I fallimenti verso un nuovo record nel 2014; in calo liquidazioni volontarie e concordati preventivi. I dati del Cerved: tra luglio e settembre c’è stato un incremento del 14,1% rispetto allo stesso periodo del 2013. Nei primi nove mesi del 2014 il balzo è del 12% sull’anno prima.

crisi big

Sommando le 3mila imprese del terzo trimestre a quelle fallite dall’inizio dell’anno, si arriva a superare quota 11mila. Sono soprattutto le società di capitale a fallire, con 8.300 procedure aperte tra gennaio a settembre, e le realtà operanti nel settore dei servizi che, con 5.700 procedure registrano un incremento del 16,2% rispetto allo stesso periodo dell’anno passato. Il fenomeno aumenta in tutta la Penisola con tassi a due cifre, compresi tra il 13% e 14%, ad eccezione del Nord Est unica area in cui nei primi nove mesi tale aumento è più contenuto: +4,4% rispetto allo stesso periodo del 2013.
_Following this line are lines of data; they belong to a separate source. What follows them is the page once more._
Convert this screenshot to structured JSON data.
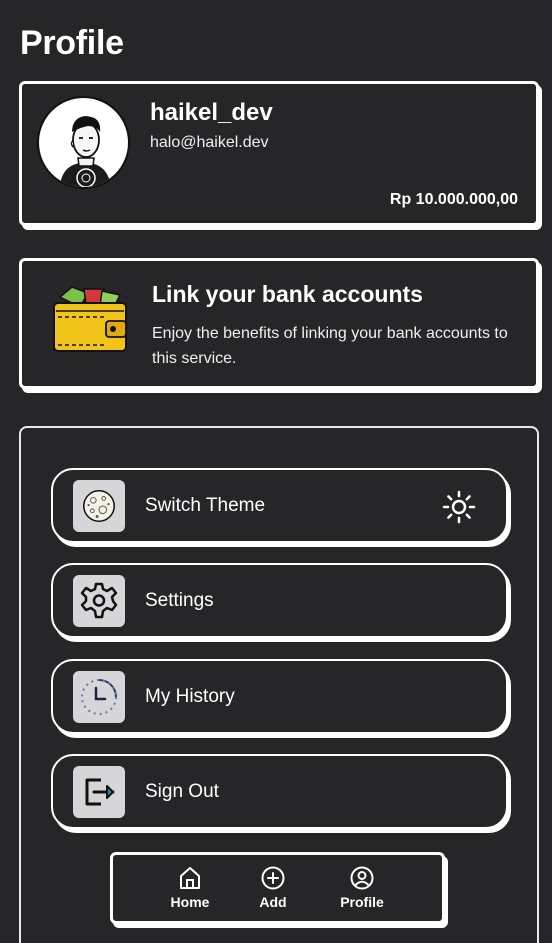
{
  "page": {
    "title": "Profile"
  },
  "profile": {
    "username": "haikel_dev",
    "email": "halo@haikel.dev",
    "balance": "Rp 10.000.000,00",
    "avatar_icon": "avatar-illustration"
  },
  "bank": {
    "title": "Link your bank accounts",
    "description": "Enjoy the benefits of linking your bank accounts to this service.",
    "icon": "wallet-icon"
  },
  "menu": {
    "items": [
      {
        "label": "Switch Theme",
        "icon": "moon-icon",
        "right_icon": "sun-icon"
      },
      {
        "label": "Settings",
        "icon": "gear-icon"
      },
      {
        "label": "My History",
        "icon": "history-icon"
      },
      {
        "label": "Sign Out",
        "icon": "sign-out-icon"
      }
    ]
  },
  "nav": {
    "items": [
      {
        "label": "Home",
        "icon": "home-icon"
      },
      {
        "label": "Add",
        "icon": "add-icon"
      },
      {
        "label": "Profile",
        "icon": "profile-icon"
      }
    ]
  },
  "colors": {
    "background": "#262628",
    "foreground": "#ffffff",
    "icon_box": "#d6d6d8",
    "wallet_yellow": "#f2c318"
  }
}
L’analisi di Cerved stima che tra luglio e settembre 2014 siano 14.500 gli imprenditori italiani che hanno deciso di avviare la messa in liquidazione della propria azienda, in diminuzione dello 0,2% rispetto allo stesso periodo del 2013. E’ il quarto trimestre consecutivo in cui si osserva un calo, portando così il totale delle liquidazioni tra gennaio e settembre 2014 a quota 45.500.
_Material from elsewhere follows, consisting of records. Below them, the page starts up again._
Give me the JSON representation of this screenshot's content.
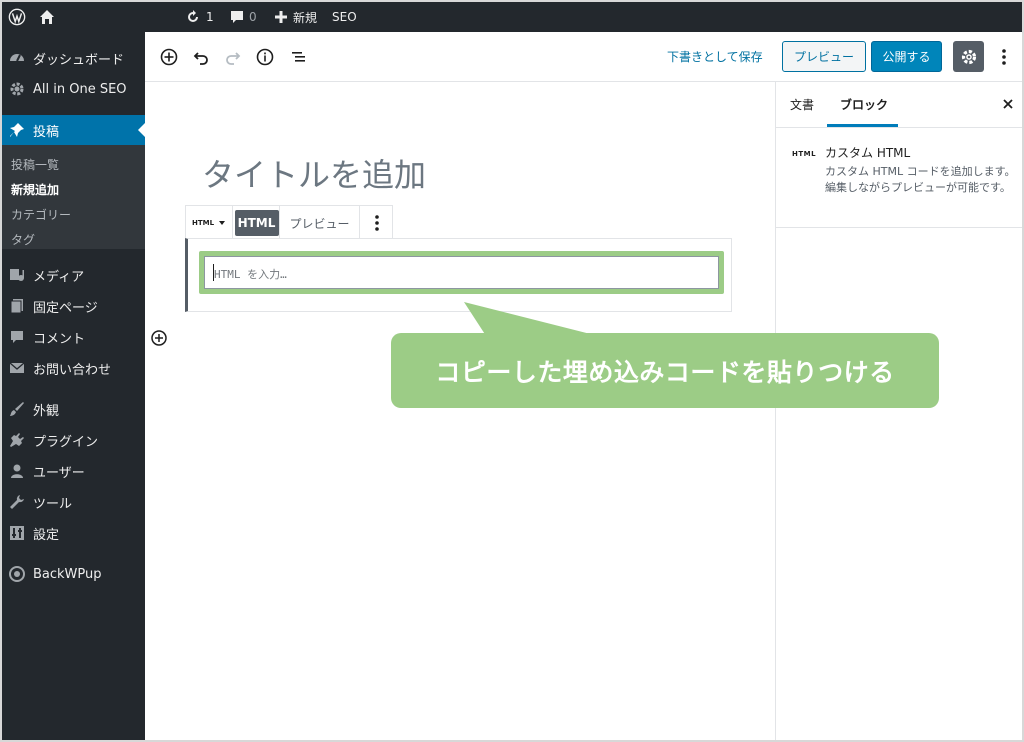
{
  "adminbar": {
    "updates_count": "1",
    "comments_count": "0",
    "new_label": "新規",
    "seo_label": "SEO"
  },
  "sidebar": {
    "items": [
      {
        "label": "ダッシュボード",
        "icon": "dashboard-icon"
      },
      {
        "label": "All in One SEO",
        "icon": "gear-icon"
      },
      {
        "label": "投稿",
        "icon": "pin-icon",
        "active": true
      },
      {
        "label": "メディア",
        "icon": "media-icon"
      },
      {
        "label": "固定ページ",
        "icon": "page-icon"
      },
      {
        "label": "コメント",
        "icon": "comment-icon"
      },
      {
        "label": "お問い合わせ",
        "icon": "mail-icon"
      },
      {
        "label": "外観",
        "icon": "brush-icon"
      },
      {
        "label": "プラグイン",
        "icon": "plugin-icon"
      },
      {
        "label": "ユーザー",
        "icon": "user-icon"
      },
      {
        "label": "ツール",
        "icon": "wrench-icon"
      },
      {
        "label": "設定",
        "icon": "settings-icon"
      },
      {
        "label": "BackWPup",
        "icon": "backwpup-icon"
      }
    ],
    "submenu": [
      {
        "label": "投稿一覧"
      },
      {
        "label": "新規追加",
        "current": true
      },
      {
        "label": "カテゴリー"
      },
      {
        "label": "タグ"
      }
    ]
  },
  "toolbar": {
    "save_draft_label": "下書きとして保存",
    "preview_label": "プレビュー",
    "publish_label": "公開する"
  },
  "panel": {
    "tab_document": "文書",
    "tab_block": "ブロック",
    "block_icon_text": "HTML",
    "block_title": "カスタム HTML",
    "block_description": "カスタム HTML コードを追加します。編集しながらプレビューが可能です。"
  },
  "editor": {
    "title_placeholder": "タイトルを追加",
    "switcher_label": "HTML",
    "html_tab_label": "HTML",
    "preview_tab_label": "プレビュー",
    "html_placeholder": "HTML を入力…"
  },
  "annotation": {
    "text": "コピーした埋め込みコードを貼りつける",
    "color": "#9ccc86"
  }
}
“Le liquidazioni sono diminuite del 10% rispetto ai primi nove mesi del 2013. Questo è un dato incoraggiante – prosegue De Bernardis – un segnale di migliorata fiducia se si considera che a chiudere volontariamente la propria azienda sono soprattutto imprenditori con basse attese di profitto”.
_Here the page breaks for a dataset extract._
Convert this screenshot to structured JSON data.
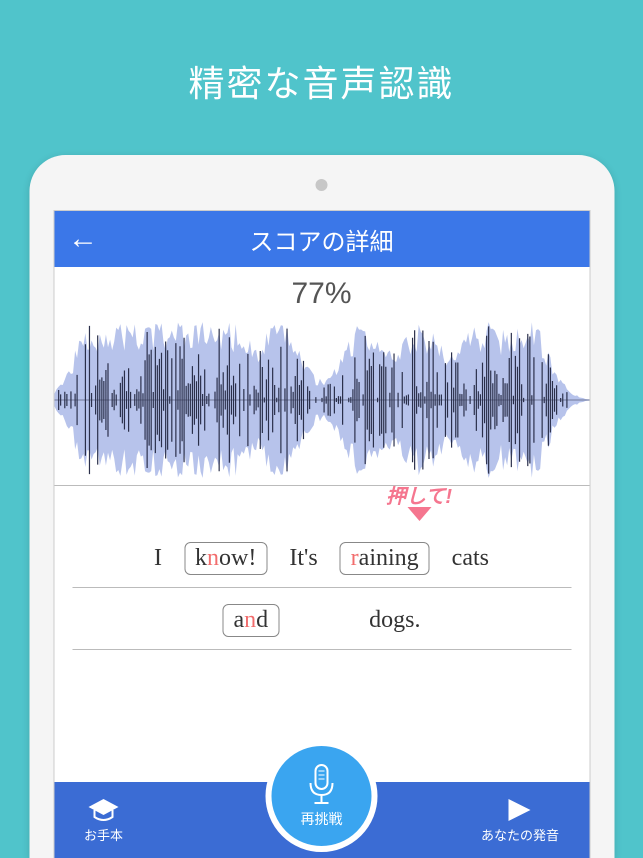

Un focus sulle Pmi, società con un numero di addetti compresi tra 10 e 250 e un giro d’affari compreso tra 2 e 50 milioni di euro, evidenzia che il 9% di quelle attive nel 2007 sono fallite tra l’inizio del 2008 e la prima metà del 2014. Se si considerano anche le altre procedure concorsuali e le liquidazioni volontarie, emerge che sono 31mila le piccole e medie imprese – più di un quinto di quelle attive nel 2007 – interessate da almeno una di queste procedure. Il fenomeno è stato particolarmente duro in Campania, nelle Marche e in Puglia, regioni in cui un quarto di quelle attive nel 2007 sono fallite, hanno aperto procedure.